Anti-tumor necrosis factor ameliorates joint disease in murine collagen-induced arthritis.
Williams RO., Feldmann M., Maini RN.
There is considerable evidence implicating tumor necrosis factor alpha (TNF-alpha) in the pathogenesis of rheumatoid arthritis. This evidence is based not only on the universal presence of TNF-alpha in arthritic joints accompanied by the upregulation of TNF-alpha receptors but also on the effects of neutralizing TNF-alpha in joint cell cultures. Thus, neutralization of TNF-alpha in vitro results in inhibition of the production of interleukin 1, which like TNF-alpha, is believed to contribute to joint inflammation and erosion.

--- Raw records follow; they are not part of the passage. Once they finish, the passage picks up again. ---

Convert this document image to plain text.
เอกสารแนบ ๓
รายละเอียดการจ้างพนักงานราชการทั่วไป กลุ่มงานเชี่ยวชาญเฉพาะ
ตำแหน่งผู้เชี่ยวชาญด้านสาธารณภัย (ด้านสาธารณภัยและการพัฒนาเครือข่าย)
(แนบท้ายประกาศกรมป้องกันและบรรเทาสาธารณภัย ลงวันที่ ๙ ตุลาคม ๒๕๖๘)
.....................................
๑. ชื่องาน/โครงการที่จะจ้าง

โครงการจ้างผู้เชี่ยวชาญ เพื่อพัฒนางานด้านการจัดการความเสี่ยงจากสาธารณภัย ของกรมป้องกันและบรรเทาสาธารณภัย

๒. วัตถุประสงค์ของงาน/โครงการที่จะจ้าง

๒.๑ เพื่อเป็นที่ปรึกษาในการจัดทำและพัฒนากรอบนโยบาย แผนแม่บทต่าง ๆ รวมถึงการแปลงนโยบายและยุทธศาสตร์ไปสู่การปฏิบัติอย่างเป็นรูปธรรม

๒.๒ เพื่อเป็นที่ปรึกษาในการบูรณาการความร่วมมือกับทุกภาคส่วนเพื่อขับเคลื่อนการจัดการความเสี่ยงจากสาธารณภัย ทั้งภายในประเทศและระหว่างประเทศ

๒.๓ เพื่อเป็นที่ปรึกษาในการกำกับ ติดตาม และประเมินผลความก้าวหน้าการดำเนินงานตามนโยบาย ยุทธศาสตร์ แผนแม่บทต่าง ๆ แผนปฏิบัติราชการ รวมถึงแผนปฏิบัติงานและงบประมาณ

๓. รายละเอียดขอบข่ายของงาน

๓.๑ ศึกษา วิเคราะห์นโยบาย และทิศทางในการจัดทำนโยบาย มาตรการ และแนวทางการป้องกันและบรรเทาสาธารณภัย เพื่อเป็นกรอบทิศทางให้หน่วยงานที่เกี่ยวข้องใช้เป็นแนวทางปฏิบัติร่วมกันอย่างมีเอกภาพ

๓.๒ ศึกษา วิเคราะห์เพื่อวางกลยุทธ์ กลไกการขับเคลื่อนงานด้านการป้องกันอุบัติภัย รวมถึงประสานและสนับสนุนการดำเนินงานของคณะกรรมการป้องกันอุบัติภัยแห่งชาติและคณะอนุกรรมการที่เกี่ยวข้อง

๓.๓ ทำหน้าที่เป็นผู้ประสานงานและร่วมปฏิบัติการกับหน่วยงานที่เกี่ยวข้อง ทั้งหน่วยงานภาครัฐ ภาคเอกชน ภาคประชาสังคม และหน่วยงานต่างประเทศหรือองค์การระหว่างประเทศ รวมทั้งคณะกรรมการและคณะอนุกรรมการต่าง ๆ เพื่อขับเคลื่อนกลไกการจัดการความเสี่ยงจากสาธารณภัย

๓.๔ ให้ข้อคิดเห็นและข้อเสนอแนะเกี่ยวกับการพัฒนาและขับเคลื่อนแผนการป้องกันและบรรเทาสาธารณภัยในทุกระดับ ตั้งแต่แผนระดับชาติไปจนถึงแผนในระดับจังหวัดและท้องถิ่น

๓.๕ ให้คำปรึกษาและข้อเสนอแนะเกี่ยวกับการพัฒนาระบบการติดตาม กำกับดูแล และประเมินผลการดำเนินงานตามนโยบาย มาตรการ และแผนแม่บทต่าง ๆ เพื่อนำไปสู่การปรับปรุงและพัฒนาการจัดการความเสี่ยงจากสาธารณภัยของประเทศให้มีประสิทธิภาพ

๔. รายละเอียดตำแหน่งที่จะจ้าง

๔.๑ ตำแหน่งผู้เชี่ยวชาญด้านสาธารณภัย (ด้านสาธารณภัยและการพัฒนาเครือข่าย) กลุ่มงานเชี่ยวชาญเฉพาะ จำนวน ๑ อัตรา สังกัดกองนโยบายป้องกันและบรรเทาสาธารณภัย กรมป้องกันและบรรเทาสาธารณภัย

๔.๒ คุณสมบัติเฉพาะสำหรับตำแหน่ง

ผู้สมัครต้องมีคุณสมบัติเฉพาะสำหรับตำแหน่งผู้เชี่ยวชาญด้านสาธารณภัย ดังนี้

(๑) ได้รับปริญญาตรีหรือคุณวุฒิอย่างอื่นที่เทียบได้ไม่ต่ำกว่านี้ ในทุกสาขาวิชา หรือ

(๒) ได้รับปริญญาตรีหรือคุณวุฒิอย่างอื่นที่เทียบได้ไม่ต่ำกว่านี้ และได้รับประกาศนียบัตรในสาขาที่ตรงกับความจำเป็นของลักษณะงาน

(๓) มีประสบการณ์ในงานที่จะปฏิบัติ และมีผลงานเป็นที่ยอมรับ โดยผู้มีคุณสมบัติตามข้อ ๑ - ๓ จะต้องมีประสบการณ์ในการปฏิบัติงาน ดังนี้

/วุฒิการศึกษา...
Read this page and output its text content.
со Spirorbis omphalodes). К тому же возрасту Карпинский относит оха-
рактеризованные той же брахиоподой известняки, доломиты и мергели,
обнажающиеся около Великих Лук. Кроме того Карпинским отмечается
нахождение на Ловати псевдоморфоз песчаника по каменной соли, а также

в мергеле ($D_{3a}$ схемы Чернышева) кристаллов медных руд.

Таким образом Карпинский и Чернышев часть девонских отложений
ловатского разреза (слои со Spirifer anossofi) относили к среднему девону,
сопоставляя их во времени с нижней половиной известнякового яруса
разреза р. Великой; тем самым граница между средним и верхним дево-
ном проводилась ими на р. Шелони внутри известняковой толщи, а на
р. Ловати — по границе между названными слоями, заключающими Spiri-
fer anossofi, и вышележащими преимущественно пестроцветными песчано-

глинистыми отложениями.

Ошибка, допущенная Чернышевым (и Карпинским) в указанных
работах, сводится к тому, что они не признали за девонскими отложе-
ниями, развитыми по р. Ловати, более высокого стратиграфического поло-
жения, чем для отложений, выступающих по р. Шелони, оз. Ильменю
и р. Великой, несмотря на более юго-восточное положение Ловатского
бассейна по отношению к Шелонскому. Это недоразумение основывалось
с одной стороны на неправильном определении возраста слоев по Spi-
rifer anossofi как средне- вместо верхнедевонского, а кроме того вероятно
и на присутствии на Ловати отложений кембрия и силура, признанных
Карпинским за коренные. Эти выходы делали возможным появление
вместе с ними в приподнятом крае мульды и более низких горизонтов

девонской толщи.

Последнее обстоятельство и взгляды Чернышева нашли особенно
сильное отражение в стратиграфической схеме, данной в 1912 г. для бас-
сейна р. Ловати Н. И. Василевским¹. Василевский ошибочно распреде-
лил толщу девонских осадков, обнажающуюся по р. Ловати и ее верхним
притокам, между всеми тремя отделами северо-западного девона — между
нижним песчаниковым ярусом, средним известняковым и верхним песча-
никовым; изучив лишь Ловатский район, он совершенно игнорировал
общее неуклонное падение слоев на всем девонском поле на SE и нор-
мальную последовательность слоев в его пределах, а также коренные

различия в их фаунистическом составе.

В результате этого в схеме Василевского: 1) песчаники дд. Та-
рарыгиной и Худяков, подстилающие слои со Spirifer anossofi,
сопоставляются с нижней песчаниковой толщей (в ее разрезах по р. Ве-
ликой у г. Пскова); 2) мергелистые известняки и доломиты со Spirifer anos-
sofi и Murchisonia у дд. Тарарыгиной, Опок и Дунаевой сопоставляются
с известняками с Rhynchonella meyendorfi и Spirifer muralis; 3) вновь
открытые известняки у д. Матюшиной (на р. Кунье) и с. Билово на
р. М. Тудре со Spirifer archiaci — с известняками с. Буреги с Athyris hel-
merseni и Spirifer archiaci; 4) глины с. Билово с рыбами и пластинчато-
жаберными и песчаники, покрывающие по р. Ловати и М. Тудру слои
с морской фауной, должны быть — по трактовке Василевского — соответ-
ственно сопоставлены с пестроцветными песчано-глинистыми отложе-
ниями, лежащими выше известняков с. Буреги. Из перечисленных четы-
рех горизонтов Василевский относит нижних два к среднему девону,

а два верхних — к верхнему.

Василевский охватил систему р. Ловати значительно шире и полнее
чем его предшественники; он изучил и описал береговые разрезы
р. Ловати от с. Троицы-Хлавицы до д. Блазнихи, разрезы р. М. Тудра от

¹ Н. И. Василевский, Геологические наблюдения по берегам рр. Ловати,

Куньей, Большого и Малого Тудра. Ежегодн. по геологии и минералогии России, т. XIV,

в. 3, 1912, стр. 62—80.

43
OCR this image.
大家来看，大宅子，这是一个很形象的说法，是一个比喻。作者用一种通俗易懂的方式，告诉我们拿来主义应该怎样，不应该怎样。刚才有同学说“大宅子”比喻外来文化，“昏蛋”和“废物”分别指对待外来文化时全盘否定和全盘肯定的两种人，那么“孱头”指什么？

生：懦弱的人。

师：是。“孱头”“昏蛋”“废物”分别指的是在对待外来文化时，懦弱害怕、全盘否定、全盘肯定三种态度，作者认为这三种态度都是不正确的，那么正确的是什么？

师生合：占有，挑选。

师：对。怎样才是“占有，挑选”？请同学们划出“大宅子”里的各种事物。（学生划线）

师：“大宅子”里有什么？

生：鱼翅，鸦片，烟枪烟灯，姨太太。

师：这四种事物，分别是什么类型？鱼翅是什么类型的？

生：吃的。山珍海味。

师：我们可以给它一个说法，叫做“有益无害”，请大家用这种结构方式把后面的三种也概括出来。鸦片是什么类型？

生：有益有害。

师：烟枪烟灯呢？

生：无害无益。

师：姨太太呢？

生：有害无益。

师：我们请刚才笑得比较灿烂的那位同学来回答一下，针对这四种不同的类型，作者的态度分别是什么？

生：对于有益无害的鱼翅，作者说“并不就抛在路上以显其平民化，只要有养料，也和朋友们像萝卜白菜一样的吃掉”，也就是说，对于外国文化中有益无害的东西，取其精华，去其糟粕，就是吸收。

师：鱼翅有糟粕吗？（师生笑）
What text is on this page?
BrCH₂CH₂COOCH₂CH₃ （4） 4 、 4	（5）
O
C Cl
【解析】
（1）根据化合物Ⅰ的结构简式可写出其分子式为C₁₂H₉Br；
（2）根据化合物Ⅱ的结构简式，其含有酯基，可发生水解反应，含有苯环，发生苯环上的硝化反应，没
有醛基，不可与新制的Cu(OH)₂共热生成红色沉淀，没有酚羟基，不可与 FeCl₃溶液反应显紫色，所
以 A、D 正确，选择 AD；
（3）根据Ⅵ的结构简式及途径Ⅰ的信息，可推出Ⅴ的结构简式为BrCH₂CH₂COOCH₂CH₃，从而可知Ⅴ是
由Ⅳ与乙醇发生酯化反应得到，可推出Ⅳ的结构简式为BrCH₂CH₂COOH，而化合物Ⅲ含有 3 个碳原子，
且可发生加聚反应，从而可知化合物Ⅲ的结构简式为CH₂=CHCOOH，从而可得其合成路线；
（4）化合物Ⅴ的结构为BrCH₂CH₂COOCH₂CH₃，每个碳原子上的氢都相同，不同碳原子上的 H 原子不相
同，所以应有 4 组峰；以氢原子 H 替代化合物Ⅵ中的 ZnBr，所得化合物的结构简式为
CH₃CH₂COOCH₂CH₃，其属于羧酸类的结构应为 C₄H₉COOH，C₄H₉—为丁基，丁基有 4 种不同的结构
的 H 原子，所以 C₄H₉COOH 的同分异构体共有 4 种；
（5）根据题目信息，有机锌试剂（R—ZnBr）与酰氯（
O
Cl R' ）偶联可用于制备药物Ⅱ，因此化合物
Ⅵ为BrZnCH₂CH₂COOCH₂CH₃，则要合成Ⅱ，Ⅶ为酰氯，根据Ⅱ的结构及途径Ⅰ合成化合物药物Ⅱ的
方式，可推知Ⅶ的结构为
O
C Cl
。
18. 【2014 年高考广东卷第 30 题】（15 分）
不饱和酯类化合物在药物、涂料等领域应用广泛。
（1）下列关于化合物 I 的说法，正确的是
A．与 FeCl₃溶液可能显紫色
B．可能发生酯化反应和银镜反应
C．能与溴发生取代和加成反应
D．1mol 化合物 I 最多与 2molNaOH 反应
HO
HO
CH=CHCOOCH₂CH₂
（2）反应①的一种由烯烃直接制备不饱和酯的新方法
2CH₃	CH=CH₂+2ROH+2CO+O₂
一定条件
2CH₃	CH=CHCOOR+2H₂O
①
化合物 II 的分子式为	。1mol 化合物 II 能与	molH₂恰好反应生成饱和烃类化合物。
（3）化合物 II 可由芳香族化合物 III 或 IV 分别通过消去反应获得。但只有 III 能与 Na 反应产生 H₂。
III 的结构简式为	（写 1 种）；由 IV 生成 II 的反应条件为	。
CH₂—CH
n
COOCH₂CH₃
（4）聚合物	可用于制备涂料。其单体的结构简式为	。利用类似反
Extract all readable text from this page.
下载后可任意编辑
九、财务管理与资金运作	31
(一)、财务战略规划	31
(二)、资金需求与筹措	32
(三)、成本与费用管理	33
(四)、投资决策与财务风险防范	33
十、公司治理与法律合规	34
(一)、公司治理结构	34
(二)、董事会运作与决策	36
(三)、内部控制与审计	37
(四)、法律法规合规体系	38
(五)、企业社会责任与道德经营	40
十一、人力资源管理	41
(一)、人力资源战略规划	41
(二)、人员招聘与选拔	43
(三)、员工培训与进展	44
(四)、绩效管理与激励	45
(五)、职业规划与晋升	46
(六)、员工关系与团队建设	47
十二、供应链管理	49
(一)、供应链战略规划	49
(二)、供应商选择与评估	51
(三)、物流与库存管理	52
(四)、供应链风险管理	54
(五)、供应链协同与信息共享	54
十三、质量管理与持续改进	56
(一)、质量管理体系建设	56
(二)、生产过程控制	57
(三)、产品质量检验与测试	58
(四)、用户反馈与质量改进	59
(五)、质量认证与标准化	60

To determine the validity of this concept in vivo, the effect of administering TNF-neutralizing antibodies to mice with collagen-induced arthritis has been studied. This disease model was chosen because of its many immunological and pathological similarities to human rheumatoid arthritis. TN3-19.12, a hamster IgG1 monoclonal antibody to murine TNF-alpha/beta, was injected i.p. into mice either before the onset of arthritis or after the establishment of clinical disease. Anti-TNF administered prior to disease onset significantly reduced paw swelling and histological severity of arthritis without reducing the incidence of arthritis or the level of circulating anti-type II collagen IgG. More relevant to human disease was the capacity of the antibody to reduce the clinical score, paw swelling, and the histological severity of disease even when injected after the onset of clinical arthritis. These results have implications for possible modes of therapy of human arthritis.